Even though rhinoplasty is relatively minor compared to other surgical procedures, you should be measured about your reintroduction to exercise and not expect to start where you left off before the operation. It’s essential that you ease into your routine over several weeks, if not months, and listen to your body. Contact sports are out of the question for nearly half a year. Although your nasal bones should be fairly well-healed within six weeks or so, you shouldn’t participate in any activity that significantly increases the chances of reinjuring your nose.

Putting Ice on It

In the hours and days following surgery, you want to be mindful of the swelling that typically occurs. Plastic surgery ice packs should be applied near your nose, rather than directly on it to manage inflammation and pain. Placing the pack on your cheeks rather than your nose will ensure you don’t undo any of the work you just endured. The best time for an ice compress is roughly 72 hours after the procedure. 
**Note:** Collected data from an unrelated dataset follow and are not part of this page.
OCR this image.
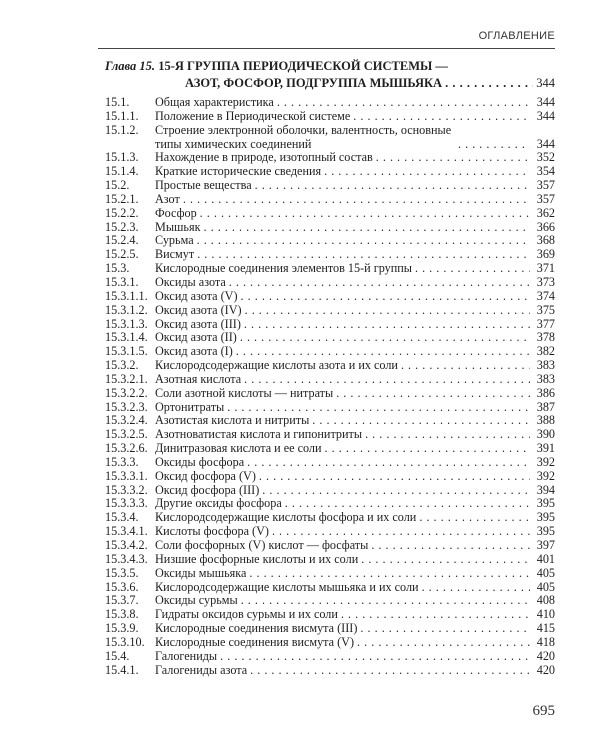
ОГЛАВЛЕНИЕ
Глава 15. 15-Я ГРУППА ПЕРИОДИЧЕСКОЙ СИСТЕМЫ —
АЗОТ, ФОСФОР, ПОДГРУППА МЫШЬЯКА . . .	344
15.1.	Общая характеристика . . .	344
15.1.1.	Положение в Периодической системе . . .	344
15.1.2.	Строение электронной оболочки, валентность, основные типы химических соединений . . .	344
15.1.3.	Нахождение в природе, изотопный состав . . .	352
15.1.4.	Краткие исторические сведения . . .	354
15.2.	Простые вещества . . .	357
15.2.1.	Азот . . .	357
15.2.2.	Фосфор . . .	362
15.2.3.	Мышьяк . . .	366
15.2.4.	Сурьма . . .	368
15.2.5.	Висмут . . .	369
15.3.	Кислородные соединения элементов 15-й группы . . .	371
15.3.1.	Оксиды азота . . .	373
15.3.1.1. Оксид азота (V) . . .	374
15.3.1.2. Оксид азота (IV) . . .	375
15.3.1.3. Оксид азота (III) . . .	377
15.3.1.4. Оксид азота (II) . . .	378
15.3.1.5. Оксид азота (I) . . .	382
15.3.2.	Кислородсодержащие кислоты азота и их соли . . .	383
15.3.2.1. Азотная кислота . . .	383
15.3.2.2. Соли азотной кислоты — нитраты . . .	386
15.3.2.3. Ортонитраты . . .	387
15.3.2.4. Азотистая кислота и нитриты . . .	388
15.3.2.5. Азотноватистая кислота и гипонитриты . . .	390
15.3.2.6. Динитразовая кислота и ее соли . . .	391
15.3.3.	Оксиды фосфора . . .	392
15.3.3.1. Оксид фосфора (V) . . .	392
15.3.3.2. Оксид фосфора (III) . . .	394
15.3.3.3. Другие оксиды фосфора . . .	395
15.3.4.	Кислородсодержащие кислоты фосфора и их соли . . .	395
15.3.4.1. Кислоты фосфора (V) . . .	395
15.3.4.2. Соли фосфорных (V) кислот — фосфаты . . .	397
15.3.4.3. Низшие фосфорные кислоты и их соли . . .	401
15.3.5.	Оксиды мышьяка . . .	405
15.3.6.	Кислородсодержащие кислоты мышьяка и их соли . . .	405
15.3.7.	Оксиды сурьмы . . .	408
15.3.8.	Гидраты оксидов сурьмы и их соли . . .	410
15.3.9.	Кислородные соединения висмута (III) . . .	415
15.3.10. Кислородные соединения висмута (V) . . .	418
15.4.	Галогениды . . .	420
15.4.1.	Галогениды азота . . .	420
695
This principle of keeping things cool should apply to as many lifestyle choices as possible during your recovery. Avoid saunas, hot showers, and maybe even hot yoga once you’re cleared for exercise. Your diet should also minimize hot temperatures and spicy food as well. The goal is to reduce swelling, and heat exacerbates the issue. This stage of the healing process can last a few weeks following the surgery.

Head Elevation

Sleeping may be tricky for a while, especially if you’ve developed specific habits. If you’re someone who tosses and turns at night, then this is a challenging prospect. Sleeping on your side can easily mess with your new nose, and it goes without saying that the experience can be pretty painful as well.

The typical recommendation is to sleep on your back with your head elevated for at least a week, and then your doctor will advise you based on your individual progress. Be prepared with a battery of soft pillows and the determination to change years of sleep patterns if necessary. The ultimate goal is to get your nose healed as fast as possible. Expect to adhere to a strict regimen after surgery to accelerate your recovery. Just remind yourself that by following the doctor’s orders, you can revert to your normal lifestyle the sooner. Unless you’re diligent, you not only risk prolonging the process, but also potentially damage the results of the procedure and cause undue pain.